On 02/10/2011 04:34 PM, Jan Kiszka wrote:
On 2011-02-10 15:26, Avi Kivity wrote: > On 02/10/2011 03:47 PM, Jan Kiszka wrote: >>>> >>>> Accept for mmu_shrink, which is write but not delete, thus works without >>>> that slow synchronize_rcu. >>> >>> I don't really see how you can implement list_move_rcu(), it has to be >>> atomic or other users will see a partial vm_list. >> >> Right, even if we synchronized that step cleanly, rcu-protected users >> could miss the moving vm during concurrent list walks. >> >> What about using a separate mutex for protecting vm_list instead? >> Unless I missed some detail, mmu_shrink should allow blocking. > > What else does kvm_lock protect? Someone tried to write a locking.txt and stated that it's also protecting enabling/disabling hardware virtualization. But that guy may have overlooked something.
Right. I guess splitting that lock makes sense.
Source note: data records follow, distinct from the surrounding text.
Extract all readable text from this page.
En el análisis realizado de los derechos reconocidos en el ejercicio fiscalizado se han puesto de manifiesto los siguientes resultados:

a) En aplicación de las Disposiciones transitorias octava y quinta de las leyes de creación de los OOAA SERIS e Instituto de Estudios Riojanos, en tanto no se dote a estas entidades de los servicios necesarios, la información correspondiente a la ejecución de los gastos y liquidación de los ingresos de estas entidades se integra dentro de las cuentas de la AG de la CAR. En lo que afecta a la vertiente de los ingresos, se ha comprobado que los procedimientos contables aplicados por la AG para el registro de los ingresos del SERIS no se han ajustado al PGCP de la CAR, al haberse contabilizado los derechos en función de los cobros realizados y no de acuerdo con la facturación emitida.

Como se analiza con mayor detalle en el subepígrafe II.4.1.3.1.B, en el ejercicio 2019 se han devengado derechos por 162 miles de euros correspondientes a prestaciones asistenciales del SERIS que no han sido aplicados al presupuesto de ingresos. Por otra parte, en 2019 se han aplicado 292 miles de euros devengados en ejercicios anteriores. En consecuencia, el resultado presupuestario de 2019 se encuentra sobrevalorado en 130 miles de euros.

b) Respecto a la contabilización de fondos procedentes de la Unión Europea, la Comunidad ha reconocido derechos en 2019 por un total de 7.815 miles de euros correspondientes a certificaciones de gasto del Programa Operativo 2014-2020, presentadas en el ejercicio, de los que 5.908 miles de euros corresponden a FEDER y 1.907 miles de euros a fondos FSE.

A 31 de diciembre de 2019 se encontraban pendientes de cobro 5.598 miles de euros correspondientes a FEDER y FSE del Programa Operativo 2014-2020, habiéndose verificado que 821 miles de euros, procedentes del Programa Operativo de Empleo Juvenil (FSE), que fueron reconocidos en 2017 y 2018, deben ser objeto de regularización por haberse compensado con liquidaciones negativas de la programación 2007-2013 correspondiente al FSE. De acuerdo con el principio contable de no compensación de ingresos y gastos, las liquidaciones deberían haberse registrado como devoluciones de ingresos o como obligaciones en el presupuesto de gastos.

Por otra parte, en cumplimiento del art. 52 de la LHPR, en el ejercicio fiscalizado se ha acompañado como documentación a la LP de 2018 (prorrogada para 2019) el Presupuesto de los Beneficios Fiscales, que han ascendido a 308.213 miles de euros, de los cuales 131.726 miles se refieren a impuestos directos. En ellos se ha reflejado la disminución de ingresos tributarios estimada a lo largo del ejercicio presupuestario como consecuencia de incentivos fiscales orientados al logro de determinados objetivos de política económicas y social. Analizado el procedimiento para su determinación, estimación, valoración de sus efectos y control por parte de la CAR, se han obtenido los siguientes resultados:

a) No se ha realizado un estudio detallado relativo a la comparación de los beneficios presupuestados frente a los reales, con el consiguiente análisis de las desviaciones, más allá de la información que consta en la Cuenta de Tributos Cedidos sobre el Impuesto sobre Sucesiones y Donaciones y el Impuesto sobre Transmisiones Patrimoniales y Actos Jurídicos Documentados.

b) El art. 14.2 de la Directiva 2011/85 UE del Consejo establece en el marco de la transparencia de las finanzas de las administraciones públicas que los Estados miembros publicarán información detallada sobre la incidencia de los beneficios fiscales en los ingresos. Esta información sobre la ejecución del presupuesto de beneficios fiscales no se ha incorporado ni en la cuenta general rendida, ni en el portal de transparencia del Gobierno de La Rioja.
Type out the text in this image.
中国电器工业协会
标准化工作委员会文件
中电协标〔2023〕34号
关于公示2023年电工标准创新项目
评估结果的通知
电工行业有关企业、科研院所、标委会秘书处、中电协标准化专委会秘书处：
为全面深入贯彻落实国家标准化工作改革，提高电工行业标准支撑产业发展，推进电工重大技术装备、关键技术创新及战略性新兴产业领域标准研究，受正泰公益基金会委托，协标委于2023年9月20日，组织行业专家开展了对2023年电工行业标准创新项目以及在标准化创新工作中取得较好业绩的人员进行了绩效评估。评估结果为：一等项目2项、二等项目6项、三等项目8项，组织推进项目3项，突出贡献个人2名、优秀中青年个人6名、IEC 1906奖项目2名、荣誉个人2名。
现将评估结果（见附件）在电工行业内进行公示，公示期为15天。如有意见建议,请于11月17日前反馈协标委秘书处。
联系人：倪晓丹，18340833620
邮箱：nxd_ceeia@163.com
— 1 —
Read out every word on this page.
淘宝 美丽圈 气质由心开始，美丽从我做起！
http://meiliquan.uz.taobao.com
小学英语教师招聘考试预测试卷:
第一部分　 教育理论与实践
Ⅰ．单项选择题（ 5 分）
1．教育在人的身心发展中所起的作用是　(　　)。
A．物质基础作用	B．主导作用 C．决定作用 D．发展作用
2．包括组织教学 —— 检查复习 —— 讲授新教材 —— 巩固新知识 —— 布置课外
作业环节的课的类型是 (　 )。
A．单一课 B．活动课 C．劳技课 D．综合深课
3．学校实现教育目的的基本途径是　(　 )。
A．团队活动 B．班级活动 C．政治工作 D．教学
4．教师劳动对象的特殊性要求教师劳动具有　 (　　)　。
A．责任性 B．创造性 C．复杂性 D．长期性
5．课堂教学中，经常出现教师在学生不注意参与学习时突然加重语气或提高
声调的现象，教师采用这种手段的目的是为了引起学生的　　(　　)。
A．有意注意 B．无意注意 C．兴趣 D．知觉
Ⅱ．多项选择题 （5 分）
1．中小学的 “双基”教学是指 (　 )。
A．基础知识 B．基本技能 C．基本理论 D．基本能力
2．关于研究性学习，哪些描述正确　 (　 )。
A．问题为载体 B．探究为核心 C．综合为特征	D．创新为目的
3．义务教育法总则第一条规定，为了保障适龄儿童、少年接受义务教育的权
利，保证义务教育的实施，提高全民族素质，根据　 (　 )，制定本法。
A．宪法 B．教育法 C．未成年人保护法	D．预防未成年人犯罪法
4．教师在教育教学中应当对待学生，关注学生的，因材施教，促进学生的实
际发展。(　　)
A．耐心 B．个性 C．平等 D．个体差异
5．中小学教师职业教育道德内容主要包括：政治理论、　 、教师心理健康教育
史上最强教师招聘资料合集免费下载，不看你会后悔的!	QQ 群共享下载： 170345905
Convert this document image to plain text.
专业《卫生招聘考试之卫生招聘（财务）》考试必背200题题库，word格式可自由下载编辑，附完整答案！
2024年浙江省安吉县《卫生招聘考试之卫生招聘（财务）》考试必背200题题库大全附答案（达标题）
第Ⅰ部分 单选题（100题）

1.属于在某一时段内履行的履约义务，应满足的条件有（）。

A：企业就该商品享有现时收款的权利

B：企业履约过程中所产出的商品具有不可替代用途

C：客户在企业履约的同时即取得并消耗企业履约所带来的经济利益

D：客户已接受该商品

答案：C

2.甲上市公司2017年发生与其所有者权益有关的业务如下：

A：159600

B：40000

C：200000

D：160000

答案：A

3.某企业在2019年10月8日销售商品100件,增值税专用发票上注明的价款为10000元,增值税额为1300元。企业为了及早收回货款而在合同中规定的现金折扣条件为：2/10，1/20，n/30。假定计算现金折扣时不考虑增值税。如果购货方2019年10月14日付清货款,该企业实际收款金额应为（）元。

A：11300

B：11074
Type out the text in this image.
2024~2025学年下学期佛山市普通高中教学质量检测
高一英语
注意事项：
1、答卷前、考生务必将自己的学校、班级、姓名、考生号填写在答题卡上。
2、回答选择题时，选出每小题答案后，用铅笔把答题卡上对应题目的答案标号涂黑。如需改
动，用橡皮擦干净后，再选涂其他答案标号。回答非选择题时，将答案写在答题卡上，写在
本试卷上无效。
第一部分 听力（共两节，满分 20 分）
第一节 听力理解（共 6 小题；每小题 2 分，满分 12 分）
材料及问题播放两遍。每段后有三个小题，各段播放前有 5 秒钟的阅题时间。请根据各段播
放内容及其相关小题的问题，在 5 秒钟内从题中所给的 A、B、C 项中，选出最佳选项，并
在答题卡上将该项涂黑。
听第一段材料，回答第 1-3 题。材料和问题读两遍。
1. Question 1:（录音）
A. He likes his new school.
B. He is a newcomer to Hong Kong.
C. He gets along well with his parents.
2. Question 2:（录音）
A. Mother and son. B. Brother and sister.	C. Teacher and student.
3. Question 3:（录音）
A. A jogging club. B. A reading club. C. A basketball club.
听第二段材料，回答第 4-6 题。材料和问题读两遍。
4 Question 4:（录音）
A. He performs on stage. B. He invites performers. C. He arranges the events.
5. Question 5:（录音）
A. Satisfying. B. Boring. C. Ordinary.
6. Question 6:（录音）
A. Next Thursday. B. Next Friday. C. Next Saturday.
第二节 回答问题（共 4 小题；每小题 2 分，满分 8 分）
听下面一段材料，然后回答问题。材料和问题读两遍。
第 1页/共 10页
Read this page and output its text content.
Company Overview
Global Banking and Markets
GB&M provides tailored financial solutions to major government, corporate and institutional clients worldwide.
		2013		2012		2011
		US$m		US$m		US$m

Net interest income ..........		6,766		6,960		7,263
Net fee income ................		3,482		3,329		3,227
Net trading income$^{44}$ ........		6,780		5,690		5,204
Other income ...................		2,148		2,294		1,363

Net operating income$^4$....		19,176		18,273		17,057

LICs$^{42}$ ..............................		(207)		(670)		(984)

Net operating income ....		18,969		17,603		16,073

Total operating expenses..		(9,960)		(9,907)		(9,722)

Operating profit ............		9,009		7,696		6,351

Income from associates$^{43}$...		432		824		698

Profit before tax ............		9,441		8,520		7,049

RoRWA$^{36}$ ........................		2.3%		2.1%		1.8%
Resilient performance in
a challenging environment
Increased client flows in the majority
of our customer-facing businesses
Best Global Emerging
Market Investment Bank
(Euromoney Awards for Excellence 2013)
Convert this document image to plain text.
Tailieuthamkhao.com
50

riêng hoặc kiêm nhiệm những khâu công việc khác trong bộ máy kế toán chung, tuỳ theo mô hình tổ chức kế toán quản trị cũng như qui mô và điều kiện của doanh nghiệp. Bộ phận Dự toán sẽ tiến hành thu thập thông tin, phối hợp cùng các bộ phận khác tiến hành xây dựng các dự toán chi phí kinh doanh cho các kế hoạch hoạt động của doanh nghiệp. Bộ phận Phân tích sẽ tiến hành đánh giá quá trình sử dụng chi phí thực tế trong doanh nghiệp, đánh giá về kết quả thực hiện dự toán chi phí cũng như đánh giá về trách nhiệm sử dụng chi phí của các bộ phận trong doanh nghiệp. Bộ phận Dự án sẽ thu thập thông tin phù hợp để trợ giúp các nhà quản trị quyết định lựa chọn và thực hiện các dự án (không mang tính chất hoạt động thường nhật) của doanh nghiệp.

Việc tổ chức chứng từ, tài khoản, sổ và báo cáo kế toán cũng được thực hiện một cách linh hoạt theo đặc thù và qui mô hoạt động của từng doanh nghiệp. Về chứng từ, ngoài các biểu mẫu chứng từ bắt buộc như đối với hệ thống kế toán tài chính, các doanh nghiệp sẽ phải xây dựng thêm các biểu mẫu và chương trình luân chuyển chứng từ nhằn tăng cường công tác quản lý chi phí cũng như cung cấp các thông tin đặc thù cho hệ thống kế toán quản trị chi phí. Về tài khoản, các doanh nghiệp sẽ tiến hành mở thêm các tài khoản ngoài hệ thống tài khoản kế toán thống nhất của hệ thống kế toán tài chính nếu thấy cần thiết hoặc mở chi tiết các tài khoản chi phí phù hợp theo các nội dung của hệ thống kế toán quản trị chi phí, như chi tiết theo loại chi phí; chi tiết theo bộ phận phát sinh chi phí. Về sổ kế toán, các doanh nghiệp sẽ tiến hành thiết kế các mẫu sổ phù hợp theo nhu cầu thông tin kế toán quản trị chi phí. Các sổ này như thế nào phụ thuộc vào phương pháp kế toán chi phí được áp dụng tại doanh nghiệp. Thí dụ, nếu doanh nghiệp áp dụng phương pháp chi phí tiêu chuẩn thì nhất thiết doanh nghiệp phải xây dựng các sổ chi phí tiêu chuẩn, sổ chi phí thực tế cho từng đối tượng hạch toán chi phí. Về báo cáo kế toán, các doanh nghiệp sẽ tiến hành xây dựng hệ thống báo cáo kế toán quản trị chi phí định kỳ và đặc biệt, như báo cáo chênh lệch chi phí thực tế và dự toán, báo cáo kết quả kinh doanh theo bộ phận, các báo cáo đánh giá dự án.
> > I think we could simply reduce the amount of time we hold kvm_lock. > Pick a vm, ref it, list_move_tail(), unlock, then do the actual > shrinking. Of course taking a ref must be done carefully, we might > already be in kvm_destroy_vm() at that time. > Plain mutex held across the whole mmu_shrink loop is still simpler and should be sufficient - unless we also have to deal with scalability issues if that handler is able to run concurrently. But based on how we were using kvm_lock so far...
I don't think a mutex would work for kvmclock_cpufreq_notifier(). At the very least, we'd need a preempt_disable() there. At the worst, the notifier won't like sleeping.